Doctors know that smoking can cause cancer, but they do not know how to explain people who smoke for fifty years but never get cancer. They know that people who have strokes frequently have high blood pressure. But they don’t know how millions of people who have high blood pressure avoid having strokes.
We know that herniated discs or arthritis in the spine can be exceedingly painful. But we also know that there are many who have herniated discs or arthritic spines but have no pain at all. I think it would be great to discover how that happens. When it comes to chronic pain, I do know this: I have never worked with a client experiencing chronic pain that could not make the pain worse. I didn’t have to teach them how to do it, but they could do it without getting out of the chair, just by focusing on it. They also discovered that if they could make it worse, they could make it better. We teach clients who experience chronic pain how to resolve/reverse it so they experience more and more comfort.
We owe a great debt to the scientific community. Their efforts have extended life expectancy in ways never thought possible a century ago. The authors listed above and many, many more are suggesting that the scientific community and the world would benefit if the scope of study were expanded to include those who unexpectedly recovered. An eighty plus year old member of a church where I was the pastor was diagnosed with a horribly painful form of skin cancer. She spent weeks in a regional cancer research hospital. She could not even stand to have sheets to touch her body. The hospital eventually said they had done all they could do and sent her home to live with her sister until she died. A niece was a nurse and changed her dressings twice a day. She miraculously completely recovered! She returned to the hospital where pictures of her skin were taken and her case written up. But no one asked how it happened. It was simply a case of spontaneous remission.
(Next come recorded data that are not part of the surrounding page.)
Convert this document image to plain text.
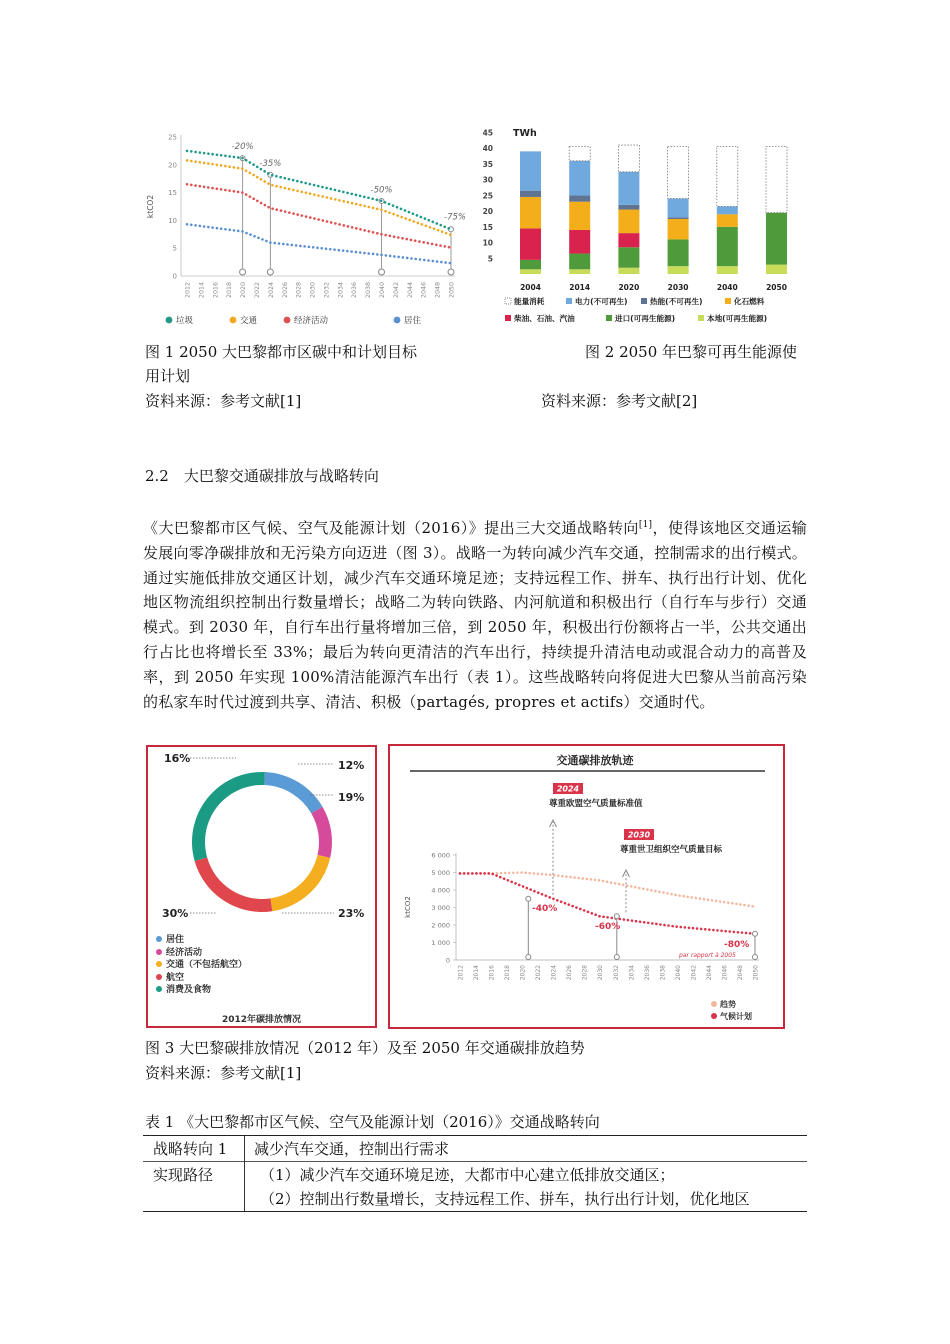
0
5
10
15
20
25
ktCO2
2012 2014 2016 2018 2020 2022 2024 2026 2028 2030 2032 2034 2036 2038 2040 2042 2044 2046 2048 2050
-20%
-35%
-50%
-75%
垃圾	交通	经济活动	居住
5
10
15
20
25
30
35
40
45 TWh
2004	2014	2020	2030	2040	2050
能量消耗	电力(不可再生)	热能(不可再生)	化石燃料
柴油、石油、汽油	进口(可再生能源)	本地(可再生能源)
图 1 2050 大巴黎都市区碳中和计划目标
用计划
图 2 2050 年巴黎可再生能源使
资料来源：参考文献[1]	资料来源：参考文献[2]
2.2　大巴黎交通碳排放与战略转向
《大巴黎都市区气候、空气及能源计划（2016）》提出三大交通战略转向[1]，使得该地区交通运输发展向零净碳排放和无污染方向迈进（图 3）。战略一为转向减少汽车交通，控制需求的出行模式。通过实施低排放交通区计划，减少汽车交通环境足迹；支持远程工作、拼车、执行出行计划、优化地区物流组织控制出行数量增长；战略二为转向铁路、内河航道和积极出行（自行车与步行）交通模式。到 2030 年，自行车出行量将增加三倍，到 2050 年，积极出行份额将占一半，公共交通出行占比也将增长至 33%；最后为转向更清洁的汽车出行，持续提升清洁电动或混合动力的高普及率，到 2050 年实现 100%清洁能源汽车出行（表 1）。这些战略转向将促进大巴黎从当前高污染的私家车时代过渡到共享、清洁、积极（partagés, propres et actifs）交通时代。
16%
12%
19%
30%	23%
居住
经济活动
交通（不包括航空）
航空
消费及食物
2012年碳排放情况
交通碳排放轨迹
0
1 000
2 000
3 000
4 000
5 000
6 000
ktCO2
2012 2014 2016 2018 2020 2022 2024 2026 2028 2030 2032 2034 2036 2038 2040 2042 2044 2046 2048 2050
2024
尊重欧盟空气质量标准值
2030
尊重世卫组织空气质量目标
-40%
-60%
-80%
par rapport à 2005
趋势
气候计划
图 3 大巴黎碳排放情况（2012 年）及至 2050 年交通碳排放趋势
资料来源：参考文献[1]
表 1 《大巴黎都市区气候、空气及能源计划（2016）》交通战略转向
战略转向 1 减少汽车交通，控制出行需求
实现路径	（1）减少汽车交通环境足迹，大都市中心建立低排放交通区；
（2）控制出行数量增长，支持远程工作、拼车，执行出行计划，优化地区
For four years, I facilitated a cancer support group. The participants learned how to use their own mental and physical resources to make therapies more effective with fewer unwanted effects. Using mental imagery and guided meditations they strengthened their immune systems, decreased or eliminated pain and had better than expected outcomes. Not all survived. But all lived higher than expected quality of life. Those who did not survive lived active lives up until the last two or three days of life. These same practices have been shown to improve conditions for people experiencing many different illnesses including diabetes, arthritis, heart problems, and others.
We can learn how to be the major contributor to our health, well-being and healing. Health care providers can be more effective if we learn how to take the lead in healing.